When building for iOS it appears that python libraries are all packaged into the iOS app (via https://github.com/kivy/kivy-ios) so I'm hoping for a little luck and that this won't be super complex to achieve.

More as I have it.

I think in OS X you’ll be able to talk to the Bluetooth serial port without any other drivers, once it’s been paired. The groundcontrol app should offer to connect to that serial port in its menu available ports.

that's clearly the case with pre-BLE devices as they used the Serial Port Protocol standard (which btw, is unavailable to iOS), but I'm not sure it is the case with BLE (>4.0 devices). iOS needs explicit UUID definitions that may or may not be (i simply don't know) automatically identified by MacOS.

Update: I have all the hardware finally and have started by writing an include for the firmware, "ble.h", to configure the BLE module (and add other BLE chipsets easily).

It then mirrors the USB 'Serial' port and hopefully will not be a problem for GC.

I figure that I'll add a toggle/selector for enabling the BLE module in GC once I get there, but for now I want to make the Arduino respond on either USB or BLE. I should have it all cleaned up and integrated into a Firmware-BLE branch tomorrow.

Moving on to new MacOS and iOS forks of GroundControl:

I can currently see the BLE module using BLE sniffer apps on both MacOS and iOS, but I cannot see them in the SystemPrefs/Settings apps. This might be a MFi (made for mac/ios) licensing thing, and the app will have to manage that stuff, I dunno yet.

For MacOS, I have successfully installed pyobjc and can see a big long list of apple's CoreFrameworks (inc CoreBluetooth) in pip (/usr/local/bin/pip). I hope to have an initial BLE enabled MacOS build of GC next week sometime.

For iOS, the Kivy-ios packager wants its own python that it inserts into the iOS app and I haven't figured out how to add packages to kivy-ios's python build yet. Kivy-ios needs to build for various architectures from there, so it's a showstopper if I can't get pyobjc (and the apple CoreFrameworks) into the kivy-ios python. If I can, and it works (there's no documentation I've found that says so either way at this point) we're probably good to go.
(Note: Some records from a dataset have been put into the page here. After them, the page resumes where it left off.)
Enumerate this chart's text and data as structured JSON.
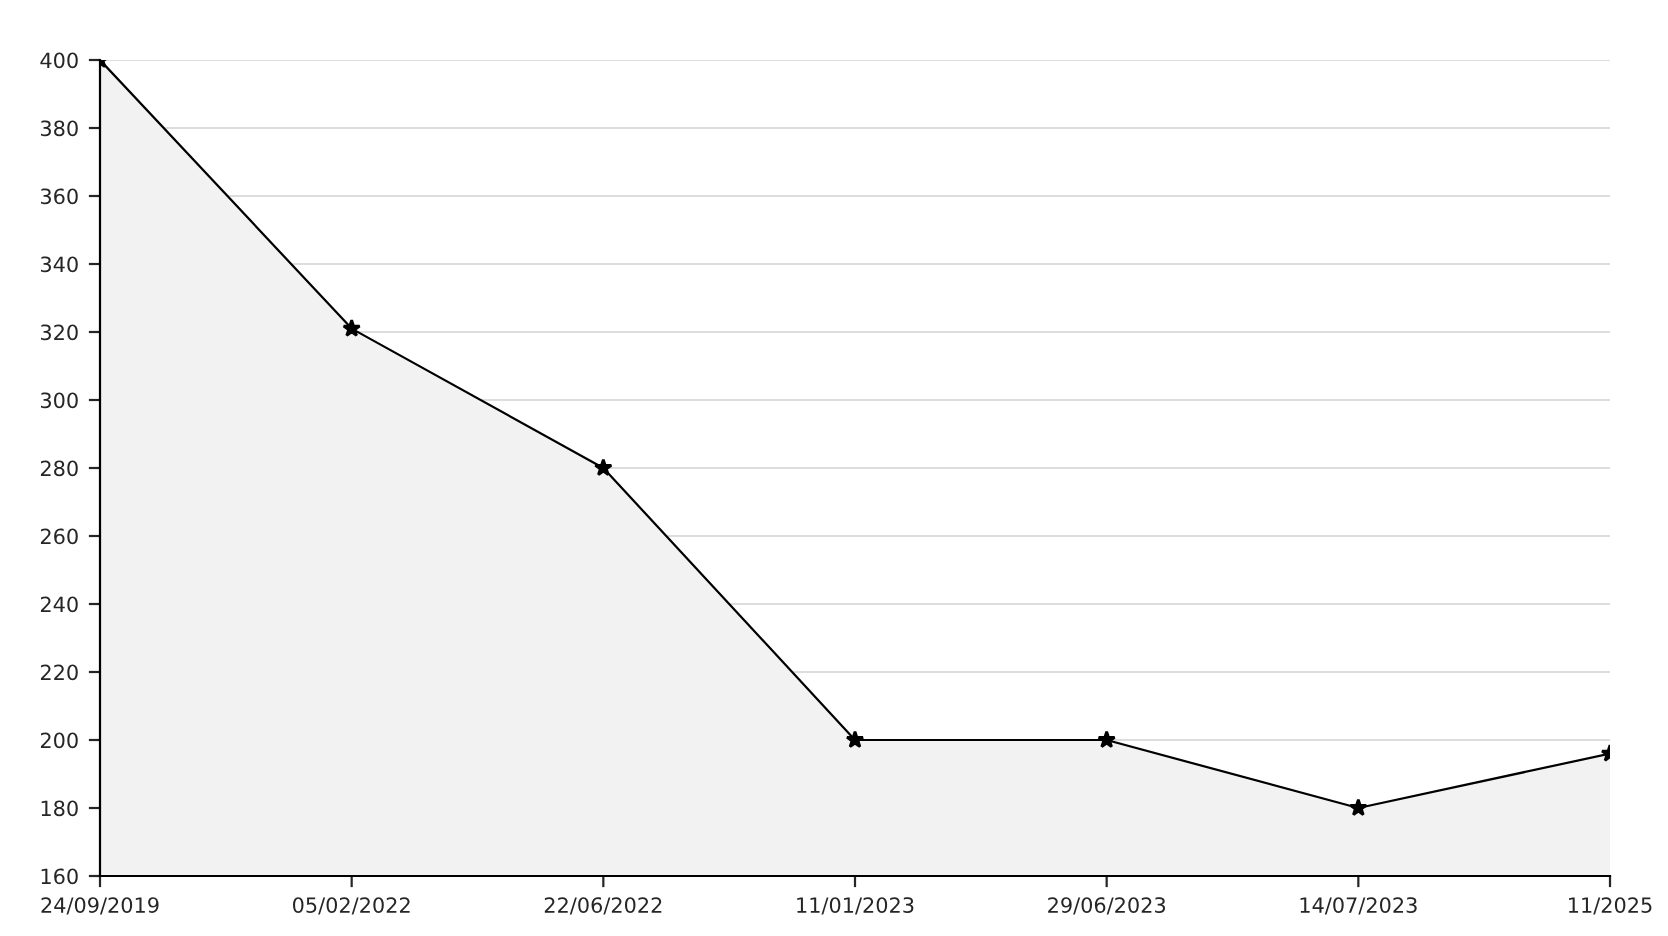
{
  "chart_data": {
    "type": "area",
    "categories": [
      "24/09/2019",
      "05/02/2022",
      "22/06/2022",
      "11/01/2023",
      "29/06/2023",
      "14/07/2023",
      "11/2025"
    ],
    "series": [
      {
        "color": "#000000",
        "values": [
          400,
          321,
          280,
          200,
          200,
          180,
          196
        ]
      }
    ],
    "ylim": [
      160,
      400
    ],
    "yticks": [
      160,
      180,
      200,
      220,
      240,
      260,
      280,
      300,
      320,
      340,
      360,
      380,
      400
    ],
    "grid": "y",
    "marker": "star",
    "line_style": "solid",
    "legend": false
  }
}
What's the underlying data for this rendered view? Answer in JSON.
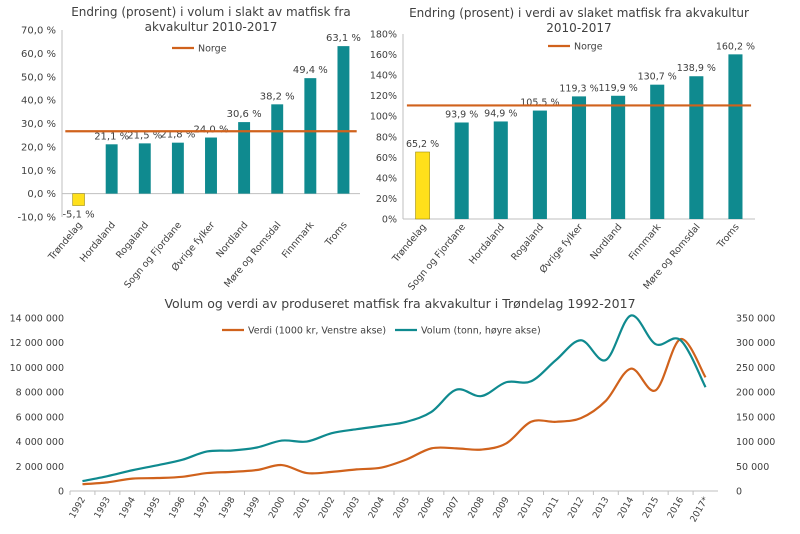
{
  "chart_data": [
    {
      "type": "bar",
      "title_lines": [
        "Endring (prosent) i volum i slakt av matfisk fra",
        "akvakultur 2010-2017"
      ],
      "categories": [
        "Trøndelag",
        "Hordaland",
        "Rogaland",
        "Sogn og Fjordane",
        "Øvrige fylker",
        "Nordland",
        "Møre og Romsdal",
        "Finnmark",
        "Troms"
      ],
      "values": [
        -5.1,
        21.1,
        21.5,
        21.8,
        24.0,
        30.6,
        38.2,
        49.4,
        63.1
      ],
      "value_labels": [
        "-5,1 %",
        "21,1 %",
        "21,5 %",
        "21,8 %",
        "24,0 %",
        "30,6 %",
        "38,2 %",
        "49,4 %",
        "63,1 %"
      ],
      "highlight_index": 0,
      "reference_line": {
        "name": "Norge",
        "value": 26.7
      },
      "ylim": [
        -10,
        70
      ],
      "yticks": [
        -10,
        0,
        10,
        20,
        30,
        40,
        50,
        60,
        70
      ],
      "ytick_labels": [
        "-10,0 %",
        "0,0 %",
        "10,0 %",
        "20,0 %",
        "30,0 %",
        "40,0 %",
        "50,0 %",
        "60,0 %",
        "70,0 %"
      ],
      "legend": "top",
      "colors": {
        "bar": "#0f8a8f",
        "highlight": "#ffe01b",
        "line": "#d0621c"
      }
    },
    {
      "type": "bar",
      "title_lines": [
        "Endring (prosent) i verdi av slaket matfisk fra akvakultur",
        "2010-2017"
      ],
      "categories": [
        "Trøndelag",
        "Sogn og Fjordane",
        "Hordaland",
        "Rogaland",
        "Øvrige fylker",
        "Nordland",
        "Finnmark",
        "Møre og Romsdal",
        "Troms"
      ],
      "values": [
        65.2,
        93.9,
        94.9,
        105.5,
        119.3,
        119.9,
        130.7,
        138.9,
        160.2
      ],
      "value_labels": [
        "65,2 %",
        "93,9 %",
        "94,9 %",
        "105,5 %",
        "119,3 %",
        "119,9 %",
        "130,7 %",
        "138,9 %",
        "160,2 %"
      ],
      "highlight_index": 0,
      "reference_line": {
        "name": "Norge",
        "value": 110.5
      },
      "ylim": [
        0,
        180
      ],
      "yticks": [
        0,
        20,
        40,
        60,
        80,
        100,
        120,
        140,
        160,
        180
      ],
      "ytick_labels": [
        "0%",
        "20%",
        "40%",
        "60%",
        "80%",
        "100%",
        "120%",
        "140%",
        "160%",
        "180%"
      ],
      "legend": "top",
      "colors": {
        "bar": "#0f8a8f",
        "highlight": "#ffe01b",
        "line": "#d0621c"
      }
    },
    {
      "type": "line",
      "title": "Volum og verdi av produseret matfisk fra akvakultur i Trøndelag 1992-2017",
      "x": [
        "1992",
        "1993",
        "1994",
        "1995",
        "1996",
        "1997",
        "1998",
        "1999",
        "2000",
        "2001",
        "2002",
        "2003",
        "2004",
        "2005",
        "2006",
        "2007",
        "2008",
        "2009",
        "2010",
        "2011",
        "2012",
        "2013",
        "2014",
        "2015",
        "2016",
        "2017*"
      ],
      "series": [
        {
          "name": "Verdi (1000 kr, Venstre akse)",
          "axis": "left",
          "color": "#d0621c",
          "values": [
            550000,
            700000,
            1000000,
            1050000,
            1150000,
            1450000,
            1550000,
            1700000,
            2100000,
            1450000,
            1550000,
            1750000,
            1900000,
            2550000,
            3450000,
            3450000,
            3350000,
            3850000,
            5600000,
            5600000,
            5900000,
            7300000,
            9900000,
            8150000,
            12300000,
            9200000
          ]
        },
        {
          "name": "Volum (tonn, høyre akse)",
          "axis": "right",
          "color": "#0f8a8f",
          "values": [
            20000,
            30000,
            42000,
            52000,
            63000,
            80000,
            82000,
            88000,
            102000,
            100000,
            117000,
            125000,
            132000,
            140000,
            160000,
            205000,
            192000,
            220000,
            222000,
            265000,
            305000,
            265000,
            355000,
            297000,
            305000,
            210000
          ]
        }
      ],
      "y_left": {
        "ylim": [
          0,
          14000000
        ],
        "ticks": [
          0,
          2000000,
          4000000,
          6000000,
          8000000,
          10000000,
          12000000,
          14000000
        ],
        "tick_labels": [
          "0",
          "2 000 000",
          "4 000 000",
          "6 000 000",
          "8 000 000",
          "10 000 000",
          "12 000 000",
          "14 000 000"
        ]
      },
      "y_right": {
        "ylim": [
          0,
          350000
        ],
        "ticks": [
          0,
          50000,
          100000,
          150000,
          200000,
          250000,
          300000,
          350000
        ],
        "tick_labels": [
          "0",
          "50 000",
          "100 000",
          "150 000",
          "200 000",
          "250 000",
          "300 000",
          "350 000"
        ]
      },
      "legend": "top-left"
    }
  ]
}
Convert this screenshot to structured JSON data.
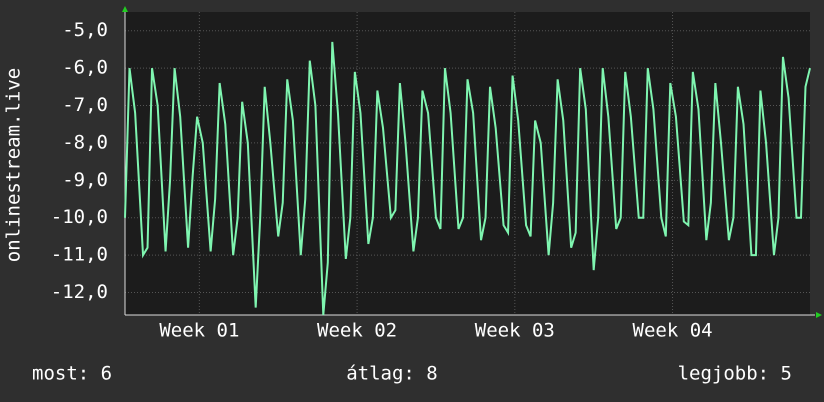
{
  "chart_data": {
    "type": "line",
    "y_label": "onlinestream.live",
    "color": "#7ff5b0",
    "grid": true,
    "ylim": [
      -12.6,
      -4.5
    ],
    "yticks": [
      {
        "value": -5,
        "label": "-5,0"
      },
      {
        "value": -6,
        "label": "-6,0"
      },
      {
        "value": -7,
        "label": "-7,0"
      },
      {
        "value": -8,
        "label": "-8,0"
      },
      {
        "value": -9,
        "label": "-9,0"
      },
      {
        "value": -10,
        "label": "-10,0"
      },
      {
        "value": -11,
        "label": "-11,0"
      },
      {
        "value": -12,
        "label": "-12,0"
      }
    ],
    "xlim": [
      0,
      30.4
    ],
    "xticks": [
      {
        "value": 3.3,
        "label": "Week 01"
      },
      {
        "value": 10.3,
        "label": "Week 02"
      },
      {
        "value": 17.3,
        "label": "Week 03"
      },
      {
        "value": 24.3,
        "label": "Week 04"
      }
    ],
    "x": [
      0,
      0.2,
      0.45,
      0.8,
      1,
      1.2,
      1.45,
      1.8,
      2,
      2.2,
      2.45,
      2.8,
      3,
      3.2,
      3.45,
      3.8,
      4,
      4.2,
      4.45,
      4.8,
      5,
      5.2,
      5.45,
      5.8,
      6,
      6.2,
      6.45,
      6.8,
      7,
      7.2,
      7.45,
      7.8,
      8,
      8.2,
      8.45,
      8.8,
      9,
      9.2,
      9.45,
      9.8,
      10,
      10.2,
      10.45,
      10.8,
      11,
      11.2,
      11.45,
      11.8,
      12,
      12.2,
      12.45,
      12.8,
      13,
      13.2,
      13.45,
      13.8,
      14,
      14.2,
      14.45,
      14.8,
      15,
      15.2,
      15.45,
      15.8,
      16,
      16.2,
      16.45,
      16.8,
      17,
      17.2,
      17.45,
      17.8,
      18,
      18.2,
      18.45,
      18.8,
      19,
      19.2,
      19.45,
      19.8,
      20,
      20.2,
      20.45,
      20.8,
      21,
      21.2,
      21.45,
      21.8,
      22,
      22.2,
      22.45,
      22.8,
      23,
      23.2,
      23.45,
      23.8,
      24,
      24.2,
      24.45,
      24.8,
      25,
      25.2,
      25.45,
      25.8,
      26,
      26.2,
      26.45,
      26.8,
      27,
      27.2,
      27.45,
      27.8,
      28,
      28.2,
      28.45,
      28.8,
      29,
      29.2,
      29.45,
      29.8,
      30,
      30.2,
      30.4
    ],
    "values": [
      -10,
      -6.0,
      -7.2,
      -11.0,
      -10.8,
      -6.0,
      -7.0,
      -10.9,
      -9.0,
      -6.0,
      -7.3,
      -10.8,
      -8.9,
      -7.3,
      -8.0,
      -10.9,
      -9.5,
      -6.4,
      -7.5,
      -11.0,
      -10.0,
      -6.9,
      -8.0,
      -12.4,
      -10.0,
      -6.5,
      -8.0,
      -10.5,
      -9.6,
      -6.3,
      -7.4,
      -11.0,
      -9.5,
      -5.8,
      -7.0,
      -12.6,
      -11.2,
      -5.3,
      -7.2,
      -11.1,
      -10.0,
      -6.1,
      -7.2,
      -10.7,
      -10.0,
      -6.6,
      -7.6,
      -10.0,
      -9.8,
      -6.4,
      -8.0,
      -10.9,
      -10.0,
      -6.6,
      -7.2,
      -10.0,
      -10.3,
      -6.0,
      -7.2,
      -10.3,
      -10.0,
      -6.3,
      -7.2,
      -10.6,
      -10.0,
      -6.5,
      -7.6,
      -10.2,
      -10.4,
      -6.2,
      -7.4,
      -10.2,
      -10.5,
      -7.4,
      -8.0,
      -11.0,
      -9.6,
      -6.3,
      -7.4,
      -10.8,
      -10.4,
      -6.0,
      -7.1,
      -11.4,
      -10.0,
      -6.0,
      -7.3,
      -10.3,
      -10.0,
      -6.1,
      -7.3,
      -10.0,
      -10.0,
      -6.0,
      -7.1,
      -10.0,
      -10.5,
      -6.4,
      -7.3,
      -10.1,
      -10.2,
      -6.1,
      -7.1,
      -10.6,
      -9.6,
      -6.4,
      -8.0,
      -10.6,
      -10.0,
      -6.5,
      -7.5,
      -11.0,
      -11.0,
      -6.6,
      -8.0,
      -11.0,
      -10.0,
      -5.7,
      -6.8,
      -10.0,
      -10.0,
      -6.5,
      -6.0
    ]
  },
  "footer": {
    "left": "most: 6",
    "center": "átlag: 8",
    "right": "legjobb: 5"
  }
}
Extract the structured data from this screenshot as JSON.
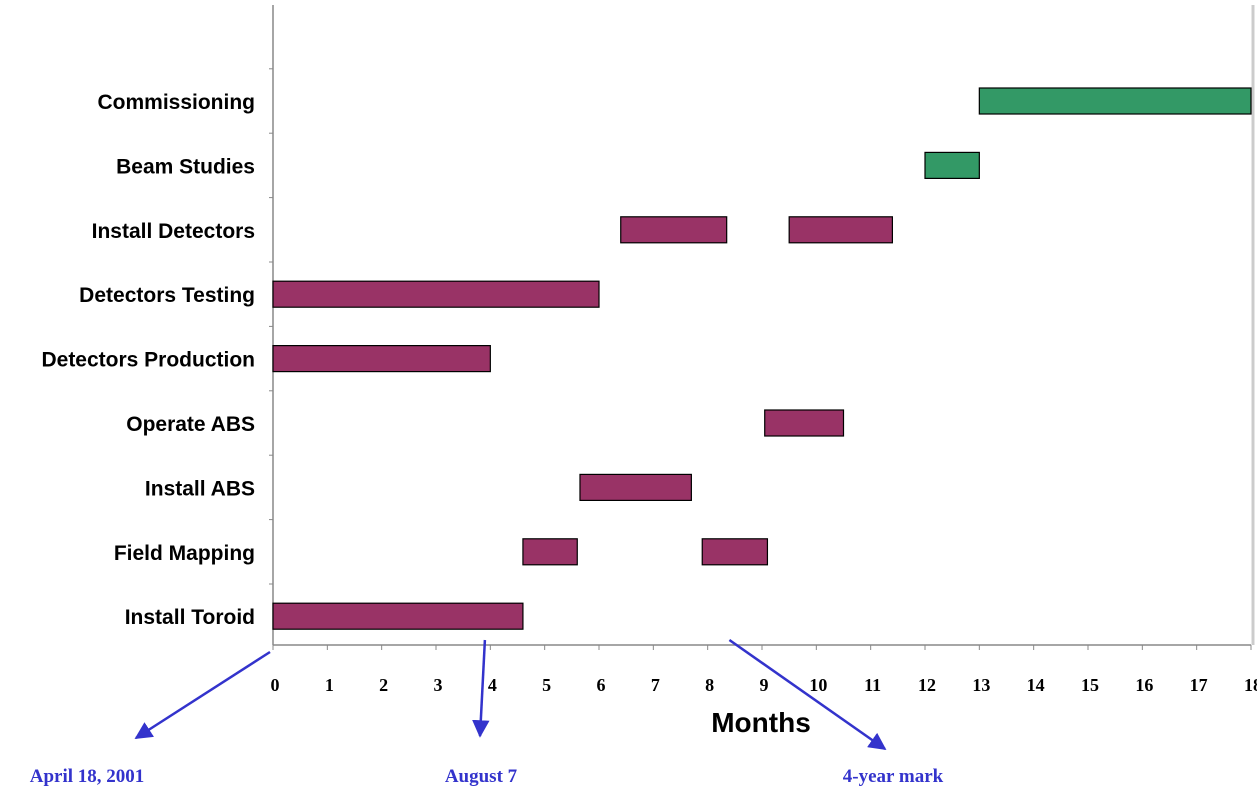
{
  "chart_data": {
    "type": "gantt",
    "xlabel": "Months",
    "xlim": [
      0,
      18
    ],
    "xticks": [
      0,
      1,
      2,
      3,
      4,
      5,
      6,
      7,
      8,
      9,
      10,
      11,
      12,
      13,
      14,
      15,
      16,
      17,
      18
    ],
    "grid": false,
    "categories": [
      "Commissioning",
      "Beam Studies",
      "Install Detectors",
      "Detectors Testing",
      "Detectors Production",
      "Operate ABS",
      "Install ABS",
      "Field Mapping",
      "Install Toroid"
    ],
    "series": [
      {
        "color": "#993366",
        "tasks": [
          {
            "category": "Install Detectors",
            "start": 6.4,
            "end": 8.35
          },
          {
            "category": "Install Detectors",
            "start": 9.5,
            "end": 11.4
          },
          {
            "category": "Detectors Testing",
            "start": 0,
            "end": 6.0
          },
          {
            "category": "Detectors Production",
            "start": 0,
            "end": 4.0
          },
          {
            "category": "Operate ABS",
            "start": 9.05,
            "end": 10.5
          },
          {
            "category": "Install ABS",
            "start": 5.65,
            "end": 7.7
          },
          {
            "category": "Field Mapping",
            "start": 4.6,
            "end": 5.6
          },
          {
            "category": "Field Mapping",
            "start": 7.9,
            "end": 9.1
          },
          {
            "category": "Install Toroid",
            "start": 0,
            "end": 4.6
          }
        ]
      },
      {
        "color": "#339966",
        "tasks": [
          {
            "category": "Commissioning",
            "start": 13.0,
            "end": 18.0
          },
          {
            "category": "Beam Studies",
            "start": 12.0,
            "end": 13.0
          }
        ]
      }
    ],
    "annotations": [
      {
        "text": "April 18, 2001",
        "month": 0,
        "color": "#3333cc"
      },
      {
        "text": "August 7",
        "month": 3.9,
        "color": "#3333cc"
      },
      {
        "text": "4-year mark",
        "month": 8.4,
        "color": "#3333cc"
      }
    ]
  }
}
GCwants to see data received from the firmware every 200ms or so, or it decides it has lost the link.
On the Mega, will you be using the same rx/tx lines that the USB serial connection uses?

yeah, timing and Baud rates were a question that I was going to wrestle with shortly. Currently GC sets the Serial speed to 57600, iOS and Android want 115200.. I figured some timing issues might pop up if i force the firmware to the faster rate.

As for the pins I'm using, I can use 0 and 1, but i think its a better idea to use other pins, I have them currently on pins Maslow would use as I'm just making sure I have the variables and strings all correct to easily re-configure and reset the bluetooth module. I was going to move them to an unused set, i was thinking 50 and 51. so I didn't use up anything already in use.

It's not optimal that the firmware currently uses all 3 of the Mega's added Serial ports for the motor controllers, but from what I see its not a big deal right as it relates to adding BLE. I have read though, that it's possible to send multiple control signals via a single pair of pins. Perhaps that's worth looking into for the next shield revision, It'd be good imho to free up those serial pins.

Back to the link-connection-timeout stuff, I'm sure it'd be possible for the firmware to kick out data at a rate that maintains the BLE link, or instruct GC to expect how the BLE link prefers to behave. I think it's telling that GC drops the link often enough with a wired connection, those issues should be solved independently of adding BLE. But i'm not a 'real' dev so I don't really know for sure. =)

I think the 200ms timeout is arbitrary, but it could be confusing if it was kicking in.

Before you get too far, I would recommend testing how reliable the bluetooth connection is when a router is running. DC motors produce a lot of broadband RF noise and the bluetooth connection may or may not work.